The root word for this festival is the word “pur”, which is the word “lot” in English. Purim is the plural, or “lots” in English. It was said that Haman and the enemies of the Jews had cast the pur for the destruction of the Jews:

So the Jews agreed to continue the celebration they had begun, doing what Mordecai had written to them. For Haman son of Hammedatha, the Agagite, the enemy of all the Jews, had plotted against the Jews to destroy them and had cast the pur (that is, the lot ) for their ruin and destruction. But when the plot came to the king’s attention, he issued written orders that the evil scheme Haman had devised against the Jews should come back onto his own head, and that he and his sons should be impaled on poles. (Therefore these days were called Purim, from the word pur. ) Because of everything written in this letter and because of what they had seen and what had happened to them, the Jews took it on themselves to establish the custom that they and their descendants and all who join them should without fail observe these two days every year, in the way prescribed and at the time appointed. These days should be remembered and observed in every generation by every family, and in every province and in every city. And these days of Purim should never fail to be celebrated by the Jews—nor should the memory of these days die out among their descendants.

Esther 9:23-28

The Jews continue to celebrate this day even today, on the 14th for the Jews outside of Jerusalem, and on the 15th in Jerusalem and some other similar cities because they are a walled cities, like that of Susa because of the additional day that they fought against the enemies of the Jews.

A couple of observations and applications:

First, it is interesting that the Jews chose and used the word Purim for the establishment of this holiday. They are using a word that suggested that they would be destroyed. Instead of a word like “independence” or “salvation” or something that focuses on the positive, they instead chose the word that focused on their destruction as the word that they used to remember and celebrate that day.

For us, regardless of how we do it, we must remember God’s faithfulness. Except in the time of prayer and fasting, we don’t see a direct interaction with God in this particular story of Esther, but we do see that God remained faithful to the Jews, saving them from the complete destruction that was planned for them by Haman.

We also must look back, remembering what God has done for us and how he has been faithful to us throughout our days.

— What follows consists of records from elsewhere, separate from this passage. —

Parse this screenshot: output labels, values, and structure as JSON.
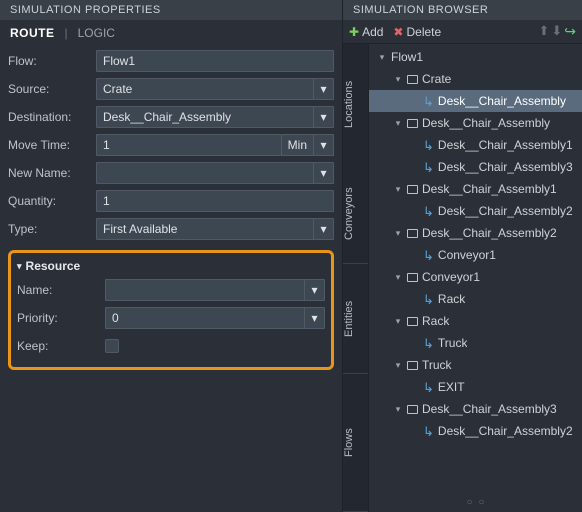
{
  "left": {
    "header": "SIMULATION PROPERTIES",
    "tabs": {
      "route": "ROUTE",
      "logic": "LOGIC"
    },
    "fields": {
      "flow_label": "Flow:",
      "flow_value": "Flow1",
      "source_label": "Source:",
      "source_value": "Crate",
      "dest_label": "Destination:",
      "dest_value": "Desk__Chair_Assembly",
      "movetime_label": "Move Time:",
      "movetime_value": "1",
      "movetime_unit": "Min",
      "newname_label": "New Name:",
      "newname_value": "",
      "quantity_label": "Quantity:",
      "quantity_value": "1",
      "type_label": "Type:",
      "type_value": "First Available"
    },
    "resource": {
      "header": "Resource",
      "name_label": "Name:",
      "name_value": "",
      "priority_label": "Priority:",
      "priority_value": "0",
      "keep_label": "Keep:"
    }
  },
  "right": {
    "header": "SIMULATION BROWSER",
    "toolbar": {
      "add": "Add",
      "delete": "Delete"
    },
    "side_tabs": {
      "locations": "Locations",
      "conveyors": "Conveyors",
      "entities": "Entities",
      "flows": "Flows"
    },
    "tree": [
      {
        "depth": 0,
        "expander": "down",
        "icon": "none",
        "label": "Flow1",
        "selected": false
      },
      {
        "depth": 1,
        "expander": "down",
        "icon": "box",
        "label": "Crate",
        "selected": false
      },
      {
        "depth": 2,
        "expander": "none",
        "icon": "arrow",
        "label": "Desk__Chair_Assembly",
        "selected": true
      },
      {
        "depth": 1,
        "expander": "down",
        "icon": "box",
        "label": "Desk__Chair_Assembly",
        "selected": false
      },
      {
        "depth": 2,
        "expander": "none",
        "icon": "arrow",
        "label": "Desk__Chair_Assembly1",
        "selected": false
      },
      {
        "depth": 2,
        "expander": "none",
        "icon": "arrow",
        "label": "Desk__Chair_Assembly3",
        "selected": false
      },
      {
        "depth": 1,
        "expander": "down",
        "icon": "box",
        "label": "Desk__Chair_Assembly1",
        "selected": false
      },
      {
        "depth": 2,
        "expander": "none",
        "icon": "arrow",
        "label": "Desk__Chair_Assembly2",
        "selected": false
      },
      {
        "depth": 1,
        "expander": "down",
        "icon": "box",
        "label": "Desk__Chair_Assembly2",
        "selected": false
      },
      {
        "depth": 2,
        "expander": "none",
        "icon": "arrow",
        "label": "Conveyor1",
        "selected": false
      },
      {
        "depth": 1,
        "expander": "down",
        "icon": "box",
        "label": "Conveyor1",
        "selected": false
      },
      {
        "depth": 2,
        "expander": "none",
        "icon": "arrow",
        "label": "Rack",
        "selected": false
      },
      {
        "depth": 1,
        "expander": "down",
        "icon": "box",
        "label": "Rack",
        "selected": false
      },
      {
        "depth": 2,
        "expander": "none",
        "icon": "arrow",
        "label": "Truck",
        "selected": false
      },
      {
        "depth": 1,
        "expander": "down",
        "icon": "box",
        "label": "Truck",
        "selected": false
      },
      {
        "depth": 2,
        "expander": "none",
        "icon": "arrow",
        "label": "EXIT",
        "selected": false
      },
      {
        "depth": 1,
        "expander": "down",
        "icon": "box",
        "label": "Desk__Chair_Assembly3",
        "selected": false
      },
      {
        "depth": 2,
        "expander": "none",
        "icon": "arrow",
        "label": "Desk__Chair_Assembly2",
        "selected": false
      }
    ]
  }
}
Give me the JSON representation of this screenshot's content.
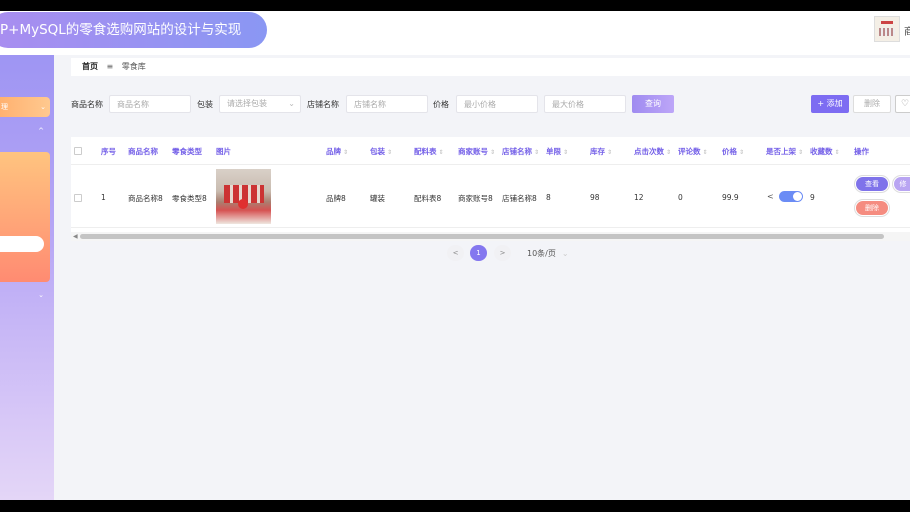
{
  "header": {
    "title": "P+MySQL的零食选购网站的设计与实现",
    "user_name": "商"
  },
  "sidebar": {
    "item1_label": "理",
    "item1_chevron": "⌄",
    "item2_chevron": "^",
    "item3_chevron": "⌄"
  },
  "breadcrumb": {
    "home": "首页",
    "separator": "≡",
    "current": "零食库"
  },
  "filters": {
    "name_label": "商品名称",
    "name_placeholder": "商品名称",
    "package_label": "包装",
    "package_placeholder": "请选择包装",
    "shop_label": "店铺名称",
    "shop_placeholder": "店铺名称",
    "price_label": "价格",
    "min_price_placeholder": "最小价格",
    "max_price_placeholder": "最大价格",
    "query_button": "查询",
    "add_button": "+ 添加",
    "delete_button": "删除",
    "extra_button": "♡"
  },
  "table": {
    "columns": [
      "序号",
      "商品名称",
      "零食类型",
      "图片",
      "品牌",
      "包装",
      "配料表",
      "商家账号",
      "店铺名称",
      "单限",
      "库存",
      "点击次数",
      "评论数",
      "价格",
      "是否上架",
      "收藏数",
      "操作"
    ],
    "rows": [
      {
        "index": "1",
        "name": "商品名称8",
        "type": "零食类型8",
        "brand": "品牌8",
        "package": "罐装",
        "ingredients": "配料表8",
        "merchant": "商家账号8",
        "shop": "店铺名称8",
        "limit": "8",
        "stock": "98",
        "clicks": "12",
        "comments": "0",
        "price": "99.9",
        "on_shelf": true,
        "favorites": "9",
        "actions": {
          "view": "查看",
          "edit": "修",
          "delete": "删除"
        }
      }
    ]
  },
  "pagination": {
    "prev": "<",
    "current_page": "1",
    "next": ">",
    "page_size": "10条/页"
  },
  "colors": {
    "accent": "#7d6cf2",
    "danger": "#f58c80",
    "sidebar_orange": "#ffb170"
  }
}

But even further, we must remember that we also have been saved from destruction. Just like the Jews, we also were marked for destruction, in fact an eternal destruction by the justice and wrath of God. But Jesus came and gave us salvation, rescuing us from the punishment of God for our sins. So in the same way that the Jews celebrate their rescue from destruction at the hand of Haman and the rest of their enemies, we also must celebrate and remember our salvation from destruction as a result of our sin.